The egg white contains more protein than the yolk. In a large egg with 6.3 grams of total protein, the white contributes about 3.6 grams and the yolk accounts for roughly 2.7 grams. That split surprises many people who assume the yolk is just fat, but the white still wins by a comfortable margin.

How Protein Splits Between White and Yolk

A large whole egg delivers 6.3 grams of protein and 71 calories. The white alone provides 3.6 grams of protein at just 17 calories, meaning it carries about 57% of the egg’s total protein. The yolk holds the remaining 43%, but it also packs roughly 54 calories, almost entirely from fat.

This makes the white dramatically more protein-efficient. Nearly all of its calories come from protein, while the yolk gets most of its calories from fat and cholesterol. If your goal is to maximize protein while keeping calories low, whites are the clear choice.
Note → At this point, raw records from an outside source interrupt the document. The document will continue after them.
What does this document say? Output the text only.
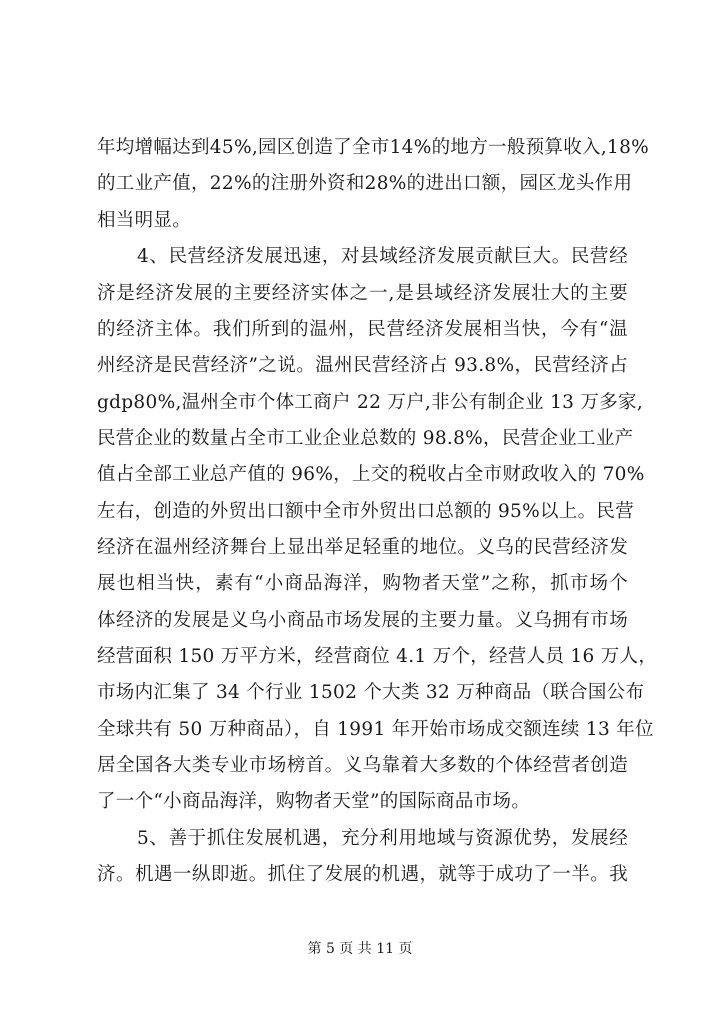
年均增幅达到45%,园区创造了全市14%的地方一般预算收入,18%
的工业产值，22%的注册外资和28%的进出口额，园区龙头作用
相当明显。
4、民营经济发展迅速，对县域经济发展贡献巨大。民营经
济是经济发展的主要经济实体之一,是县域经济发展壮大的主要
的经济主体。我们所到的温州，民营经济发展相当快，今有“温
州经济是民营经济”之说。温州民营经济占 93.8%，民营经济占
gdp80%,温州全市个体工商户 22 万户,非公有制企业 13 万多家,
民营企业的数量占全市工业企业总数的 98.8%，民营企业工业产
值占全部工业总产值的 96%，上交的税收占全市财政收入的 70%
左右，创造的外贸出口额中全市外贸出口总额的 95%以上。民营
经济在温州经济舞台上显出举足轻重的地位。义乌的民营经济发
展也相当快，素有“小商品海洋，购物者天堂”之称，抓市场个
体经济的发展是义乌小商品市场发展的主要力量。义乌拥有市场
经营面积 150 万平方米，经营商位 4.1 万个，经营人员 16 万人，
市场内汇集了 34 个行业 1502 个大类 32 万种商品（联合国公布
全球共有 50 万种商品），自 1991 年开始市场成交额连续 13 年位
居全国各大类专业市场榜首。义乌靠着大多数的个体经营者创造
了一个“小商品海洋，购物者天堂”的国际商品市场。
5、善于抓住发展机遇，充分利用地域与资源优势，发展经
济。机遇一纵即逝。抓住了发展的机遇，就等于成功了一半。我
第 5 页 共 11 页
Why the Yolk Still Matters

The yolk’s 2.7 grams of protein is nothing to dismiss, especially since it comes bundled with nutrients you won’t find in the white. Fat-soluble vitamins like A, D, E, and K live almost exclusively in the yolk, along with choline (important for brain and liver function), iron, and B12. The yolk also contains all of the egg’s omega-3 fatty acids.

Tossing the yolk to save calories means losing nearly half the protein and almost all of the micronutrients. For most people eating a balanced diet, whole eggs offer more overall nutritional value than whites alone.

Protein Density by Weight

Here’s where things get counterintuitive. A large egg white weighs about 33 grams, while the yolk weighs roughly 17 grams. That means the white is about 11% protein by weight, but the yolk is closer to 16% protein by weight. The yolk is actually the more protein-concentrated part of the egg. It just happens to be smaller, so its total protein contribution is lower.

This distinction matters if you’re comparing foods gram for gram rather than egg part for egg part. But in practical terms, since you’re eating one white per one yolk, the white delivers more protein per egg.

Amino Acid Quality in Both Parts

Both the white and the yolk contain all nine essential amino acids your body can’t produce on its own. Research measuring the amino acid content of egg whites and yolks found that whites contain slightly higher total amino acid concentrations (108 to 134 milligrams per gram) compared to yolks (99 to 124 milligrams per gram). In both parts, essential amino acids make up 41 to 46% of total amino acids.

This is why eggs as a whole are considered one of the highest-quality protein sources available. The protein in eggs is so well-balanced that nutrition scientists have historically used it as the reference standard for rating protein quality in other foods. You get that complete amino acid profile whether you eat the whole egg or just one part.

Whites vs. Whole Eggs for Different Goals

If you’re counting calories strictly and want pure protein, egg whites are hard to beat. Three large egg whites give you about 10.8 grams of protein for only 51 calories. Three whole eggs deliver 18.9 grams of protein but cost you 213 calories.

A common middle-ground approach is mixing whole eggs with extra whites. Two whole eggs plus two additional whites, for example, gives you roughly 19 grams of protein at about 176 calories. You keep the fat-soluble nutrients and flavor from the yolks while boosting the protein-to-calorie ratio with the extra whites.

For people not tracking calories closely, whole eggs are the simpler and more nutritious option. The yolk’s fat also helps with satiety, keeping you full longer than whites alone. And cooking method matters more than most people realize: frying eggs in butter or oil can add 50 to 100 calories that have nothing to do with the egg itself.